Friday, May 6, 2022

(High) Five for Mothers

Mother's Day snuck up on me this year, I think because it's earlier than usual but also because I've been busy...mothering. 

Rather than post a traditional High Five for Friday post, or a High Five for Mothers post, today I'm going to post five (seemingly random, but all of which have been on my mind recently) thoughts, stories, poems, and photos about mothers. 



My little sister was born when I was two-and-a-half years old. As often happens when a new baby joins the family, everyone - my parents, and my grandma, who was visiting - was paying a great deal of attention to the new I used a little of this "less supervised" time to plunge our brand new baby hairbrush deep into a tub of vaseline. I must have been reprimanded for this behavior (though neither my mom nor I remember this part), because shortly afterwards, my grandma found me sitting by myself and looking somewhat forlorn. She asked me what was wrong, and I responded, "mom's not proud."

Fast forward 40ish years...

Recently a friend kindly declared me "a helper." Apparently she'd seen me helping in various settings - at a nursing home, at a baby shower - and recognized that helping was my default mode. The first thought that went through my head (after thanking her for the compliment, of course) was that my mom would be proud.

My mom may not have been all that proud of me the day I ruined Sara's hairbrush, but I know she's proud of me now.


Recently Tom went to London for a conference, and while I could have gone with him, I chose to stay home. After realizing this, one of our family members offered to - in the future - come to Texas to take care of the kids so I could travel with Tom. I thanked her for her generous offer, but went on to explain that me not going to London with Tom wasn't really about childcare. A second plane ticket to London isn't cheap, I need a new passport, we had foster kittens...but mostly, I didn't want to leave my kids.

We only have three years left with Will. We only have five years left with Hallie. Time is no longer passing at the glacial pace it was when Will and Hallie were babies and toddlers. Time is FLYING by now, and I don't want to miss a single soccer game, dance performance, orchestra concert, talent show, or awards assembly. On an even simpler, more mundane level, I don't even want to miss a single opportunity to practice driving or watch Psych with Will, or to play Gin Rummy or go for a night walk with Hallie. I just don't want to miss a thing.

Our marriage is incredibly important to both Tom and me, and yes, a trip to London would probably offer an opportunity to connect. But we're finding other ways to spend time together so that I/we can - at least right now, and for the remaining years Will and Hallie will still be under our roof - be as present as possible for the last third of this parenting marathon. I'm not saying we won't travel at all in the next half decade, but maybe we'll stay a little closer to home and/or leave home for shorter periods of time...and then we'll celebrate crossing the finish line with a trip to London. (Or somewhere that has better food.) 

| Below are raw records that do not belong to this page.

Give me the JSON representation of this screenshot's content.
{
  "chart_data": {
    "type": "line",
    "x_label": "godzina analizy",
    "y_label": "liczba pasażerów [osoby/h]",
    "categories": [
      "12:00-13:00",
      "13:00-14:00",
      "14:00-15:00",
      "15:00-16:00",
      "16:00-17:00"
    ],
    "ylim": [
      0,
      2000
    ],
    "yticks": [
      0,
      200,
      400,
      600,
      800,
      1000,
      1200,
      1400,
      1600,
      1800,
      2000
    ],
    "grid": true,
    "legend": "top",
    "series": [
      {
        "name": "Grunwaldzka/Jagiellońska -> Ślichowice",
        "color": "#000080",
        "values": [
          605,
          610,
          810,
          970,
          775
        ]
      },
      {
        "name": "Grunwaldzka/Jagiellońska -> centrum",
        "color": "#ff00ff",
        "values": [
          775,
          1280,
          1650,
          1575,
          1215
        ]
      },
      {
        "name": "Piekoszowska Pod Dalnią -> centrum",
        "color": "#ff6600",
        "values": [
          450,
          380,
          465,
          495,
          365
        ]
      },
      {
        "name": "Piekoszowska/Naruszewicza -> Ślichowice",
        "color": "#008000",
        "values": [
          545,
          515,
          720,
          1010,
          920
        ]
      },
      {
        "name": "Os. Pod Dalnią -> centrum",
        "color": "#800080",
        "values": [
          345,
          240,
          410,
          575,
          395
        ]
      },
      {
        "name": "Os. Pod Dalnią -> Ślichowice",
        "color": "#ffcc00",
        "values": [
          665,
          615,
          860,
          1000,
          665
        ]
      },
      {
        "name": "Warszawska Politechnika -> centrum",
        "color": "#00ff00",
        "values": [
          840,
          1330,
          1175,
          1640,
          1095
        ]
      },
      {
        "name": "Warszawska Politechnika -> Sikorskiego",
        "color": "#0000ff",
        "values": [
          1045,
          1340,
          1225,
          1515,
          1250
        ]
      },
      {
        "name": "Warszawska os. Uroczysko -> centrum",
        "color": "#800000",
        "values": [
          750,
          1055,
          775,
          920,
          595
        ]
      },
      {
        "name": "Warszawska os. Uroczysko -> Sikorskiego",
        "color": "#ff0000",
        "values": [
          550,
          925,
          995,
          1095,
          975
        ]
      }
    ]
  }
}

A few of my favorite past Mother's Day posts.


Finally, The Raincoat by Ada Limon

When the doctor suggested surgery
and a brace for all my youngest years,
my parents scrambled to take me
to massage therapy, deep tissue work,
osteopathy, and soon my crooked spine
unspooled a bit, I could breathe again,
and move more in a body unclouded
by pain. My mom would tell me to sing
songs to her the whole forty-five-minute
drive to Middle Two Rock Road and forty-
five minutes back from physical therapy.
She'd say that even my voice sounded unfettered
by my spine afterward. So I sang and sang,
because I thought she liked it. I never
asked her what she gave up to drive me,
or how her day was before this chore. Today,
at her age, I was driving myself home from yet
another spine appointment, singing along
to some maudlin but solid song on the radio,
and I saw a mom take her raincoat off
and give it to her young daughter when
a storm took over the afternoon. My god,
I thought, my whole life I've been under her
raincoat thinking it was somehow a marvel
that I never got wet.


Happy Mother's Day to all those celebrating (and hugs to those for whom today hurts), especially my mom, grandma, mother-in-law, sister Sara, sis-in-laws Chandi and Jenna, and village of mama bear friends. I love you all, and cherish our unique and special connections.